Wednesday 11 February 2009

Karlův Most


(František Fridrich, Karlův most, povodeň v květnu, 1872.)

The sandstone bridge Kamenný Most, renamed Karlův Most in 1870, replaced Juditin Most (built 1158-1172), also of stone, destroyed by floods in 1342. Petr Parléř and Jan Ottl began building the bridge for Emperor Charles IV in 1357, and it was completed probably by 1402. Jan Nepomucký (c.1345–1393) was thrown off the bridge; in 1911 Jaroslav Hašek failed to throw himself off. The former features amongst the saints lined along the parapets.
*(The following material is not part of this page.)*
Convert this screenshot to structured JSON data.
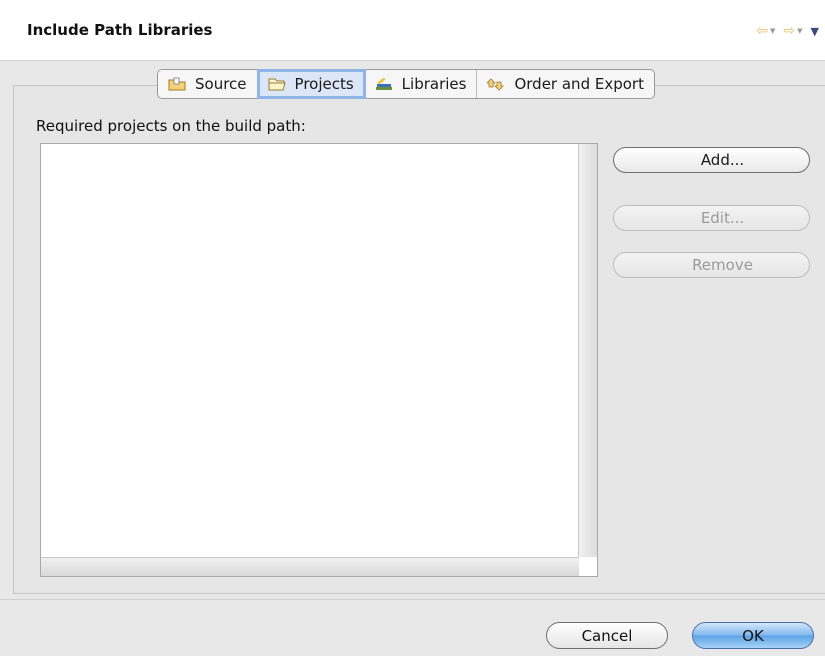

His arrival in 1683 was followed over the next couple of centuries by Ivo, Bernard, Barbara, Margaret and Elizabeth, Mary, Dominic and Thomas Aquinas, Joseph, Anne, Francis Xavier, Cyril and Methodius, Christopher, John the Baptist, Francis Borgia, Norbert, Ludmilla, Francis of Assisi, Anthony of Padua, Vincent Ferrer and Procopius, Bruncvik, Jude Thaddeus, Augustine, Nicholas of Tolentino, Luthgard, Cajetan, Adalbert, Philip Benitius, John of Matha, Felix of Valois and Ivan, Vitus, Wenceslas, and Cosmas and Damian. Christ appears twice among them. With the dangers of falling into the Vltava (the fate of Francis Xavier in 1890), cannon fire (Joseph in the revolution of 1848), and other perils, the originals began to think better of an obviously precarious life and moved to the exhibition grounds (Výstaviště) in Holešovice, leaving behind stone ghosts of their former selves.

Floods have threatened the bridge over the centuries, the most severe recorded damage being in the floods of September 1890, which took two years to repair. The additional danger of adding too much salt to eggs has prompted the current repairs, begun in August 2007, involving the re-laying and sometimes replacement of the sandstone ashlars. The bridge meanwhile remains traversable.



The pile of stones on the wooden pallet preserved its arrangement the weeks I passed, and often I stopped to admire the elegant transition from the order at the base to the haphazard placements atop. The signs of a numbering system for the temporarily extracted sandstone blocks was vaguely reassuring.